One of the most talked about concepts among startups is product-market fit (PMF). It comes up in daily conversations, monthly updates, investor conversations, and is a regular topic of startup blogs (like this, this, this, and this).
Because entrepreneurs are so goal oriented, we crave a definition. We crave a SMART goal where we can see how much farther we have to go to get there. We want a deadline, a date, and a hard stop on the current phase.
Yet PMF continues to be difficult to define. Some of the definitions you will hear, just for SaaS companies.
- when you close X non-friendly customers in X time frame
- when X non-friendly customers are talking about the product, and giving tons of feedback
- when 2 account execs and 1 BDR can consistently and predictably close deals
- getting to $1mm ARR
- getting to $1.5mm ARR
- getting to $10mm ARR
- you are growing MRR by 10% per month
So how in the world do you know what your goal is? What are you pursuing?
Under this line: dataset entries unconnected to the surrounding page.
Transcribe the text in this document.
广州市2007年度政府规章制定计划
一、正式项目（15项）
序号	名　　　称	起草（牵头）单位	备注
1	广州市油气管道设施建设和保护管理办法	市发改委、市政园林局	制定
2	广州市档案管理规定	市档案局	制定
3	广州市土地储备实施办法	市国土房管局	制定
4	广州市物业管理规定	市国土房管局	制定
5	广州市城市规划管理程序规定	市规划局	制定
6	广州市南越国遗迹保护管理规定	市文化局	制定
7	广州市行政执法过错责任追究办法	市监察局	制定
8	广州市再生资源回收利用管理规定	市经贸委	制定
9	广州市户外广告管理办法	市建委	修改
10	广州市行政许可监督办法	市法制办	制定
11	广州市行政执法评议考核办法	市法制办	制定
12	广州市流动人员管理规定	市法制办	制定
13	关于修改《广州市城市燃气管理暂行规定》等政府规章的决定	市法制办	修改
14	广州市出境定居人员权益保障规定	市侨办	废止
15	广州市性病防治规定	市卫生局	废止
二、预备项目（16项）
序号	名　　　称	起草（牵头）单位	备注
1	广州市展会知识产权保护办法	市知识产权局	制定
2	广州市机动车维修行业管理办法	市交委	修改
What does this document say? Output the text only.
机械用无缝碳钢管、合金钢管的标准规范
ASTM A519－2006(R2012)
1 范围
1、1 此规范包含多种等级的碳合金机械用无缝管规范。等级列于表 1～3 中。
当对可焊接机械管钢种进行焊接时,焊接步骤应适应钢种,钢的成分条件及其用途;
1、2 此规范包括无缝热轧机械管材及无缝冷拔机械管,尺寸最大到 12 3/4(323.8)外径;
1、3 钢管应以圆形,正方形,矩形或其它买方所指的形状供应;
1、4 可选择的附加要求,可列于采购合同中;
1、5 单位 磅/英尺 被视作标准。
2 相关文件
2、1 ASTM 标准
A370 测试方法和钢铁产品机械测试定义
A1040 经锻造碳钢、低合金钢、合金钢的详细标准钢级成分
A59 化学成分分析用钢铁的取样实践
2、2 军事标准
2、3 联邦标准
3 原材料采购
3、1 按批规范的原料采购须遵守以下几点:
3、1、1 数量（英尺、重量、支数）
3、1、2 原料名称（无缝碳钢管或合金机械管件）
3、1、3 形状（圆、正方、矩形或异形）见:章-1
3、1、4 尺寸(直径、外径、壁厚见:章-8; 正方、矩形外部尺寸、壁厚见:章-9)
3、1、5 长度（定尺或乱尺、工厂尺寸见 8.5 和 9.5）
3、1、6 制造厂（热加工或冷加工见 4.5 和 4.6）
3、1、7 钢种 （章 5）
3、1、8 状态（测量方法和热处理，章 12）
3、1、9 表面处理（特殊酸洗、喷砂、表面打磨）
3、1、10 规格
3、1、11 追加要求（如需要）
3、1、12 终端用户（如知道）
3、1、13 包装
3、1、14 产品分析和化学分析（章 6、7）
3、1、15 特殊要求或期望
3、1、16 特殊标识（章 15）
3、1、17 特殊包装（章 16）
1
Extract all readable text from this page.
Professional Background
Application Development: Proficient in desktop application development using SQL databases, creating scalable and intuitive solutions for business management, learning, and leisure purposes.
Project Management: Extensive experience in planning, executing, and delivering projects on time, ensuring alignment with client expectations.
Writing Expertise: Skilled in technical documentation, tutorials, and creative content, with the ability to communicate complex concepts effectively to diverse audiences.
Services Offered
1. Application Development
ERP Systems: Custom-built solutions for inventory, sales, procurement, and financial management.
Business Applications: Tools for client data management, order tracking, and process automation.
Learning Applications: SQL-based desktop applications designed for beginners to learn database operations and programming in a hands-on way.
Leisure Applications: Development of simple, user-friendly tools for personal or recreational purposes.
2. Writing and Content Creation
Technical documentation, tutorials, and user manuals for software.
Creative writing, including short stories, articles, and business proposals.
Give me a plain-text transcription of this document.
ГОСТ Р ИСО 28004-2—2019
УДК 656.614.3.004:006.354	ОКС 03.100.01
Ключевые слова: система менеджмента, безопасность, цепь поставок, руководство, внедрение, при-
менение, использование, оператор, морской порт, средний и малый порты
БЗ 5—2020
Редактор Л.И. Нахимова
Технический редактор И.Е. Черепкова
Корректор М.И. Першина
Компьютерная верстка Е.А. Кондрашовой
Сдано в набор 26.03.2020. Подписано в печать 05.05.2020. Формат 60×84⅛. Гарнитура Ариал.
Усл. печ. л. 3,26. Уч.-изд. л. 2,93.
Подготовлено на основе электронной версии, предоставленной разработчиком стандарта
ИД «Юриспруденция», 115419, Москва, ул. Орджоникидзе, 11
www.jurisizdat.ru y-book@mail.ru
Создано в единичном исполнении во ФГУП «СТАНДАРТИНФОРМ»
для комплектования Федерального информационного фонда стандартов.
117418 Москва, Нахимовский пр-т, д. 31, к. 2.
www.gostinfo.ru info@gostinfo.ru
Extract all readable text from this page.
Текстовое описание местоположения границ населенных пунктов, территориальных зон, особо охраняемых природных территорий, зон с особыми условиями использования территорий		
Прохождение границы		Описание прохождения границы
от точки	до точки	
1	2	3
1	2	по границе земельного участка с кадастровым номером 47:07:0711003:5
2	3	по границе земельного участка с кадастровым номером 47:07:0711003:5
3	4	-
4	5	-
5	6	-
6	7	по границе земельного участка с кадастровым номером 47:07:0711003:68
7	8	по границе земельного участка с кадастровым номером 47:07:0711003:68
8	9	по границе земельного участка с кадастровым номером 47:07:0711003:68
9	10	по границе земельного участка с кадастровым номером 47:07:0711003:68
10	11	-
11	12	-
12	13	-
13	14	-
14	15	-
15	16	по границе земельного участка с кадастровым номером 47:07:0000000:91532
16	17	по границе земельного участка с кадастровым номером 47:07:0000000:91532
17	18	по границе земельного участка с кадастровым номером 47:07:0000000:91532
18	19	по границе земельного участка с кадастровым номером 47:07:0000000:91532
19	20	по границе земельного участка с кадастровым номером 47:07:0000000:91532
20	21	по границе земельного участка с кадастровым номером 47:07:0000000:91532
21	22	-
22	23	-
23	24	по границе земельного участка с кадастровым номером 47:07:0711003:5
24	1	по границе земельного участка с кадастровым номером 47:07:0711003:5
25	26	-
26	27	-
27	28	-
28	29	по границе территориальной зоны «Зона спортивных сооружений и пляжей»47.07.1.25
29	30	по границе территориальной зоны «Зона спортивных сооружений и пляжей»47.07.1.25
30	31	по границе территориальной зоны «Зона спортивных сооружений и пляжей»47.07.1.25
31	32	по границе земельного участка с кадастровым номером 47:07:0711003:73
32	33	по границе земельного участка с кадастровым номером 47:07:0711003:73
The truth of the matter is that setting a hard numeric goal as the “PMF finish line” is difficult. Remembering that PMF is a spectrum is important. As Feld says:
Every time you work on something new, whether it’s a new feature, a new product, or a new product line, recognize that you are searching for incremental product/market fit. The search is a continuous and never ending quest. Don’t confuse illusion with reality.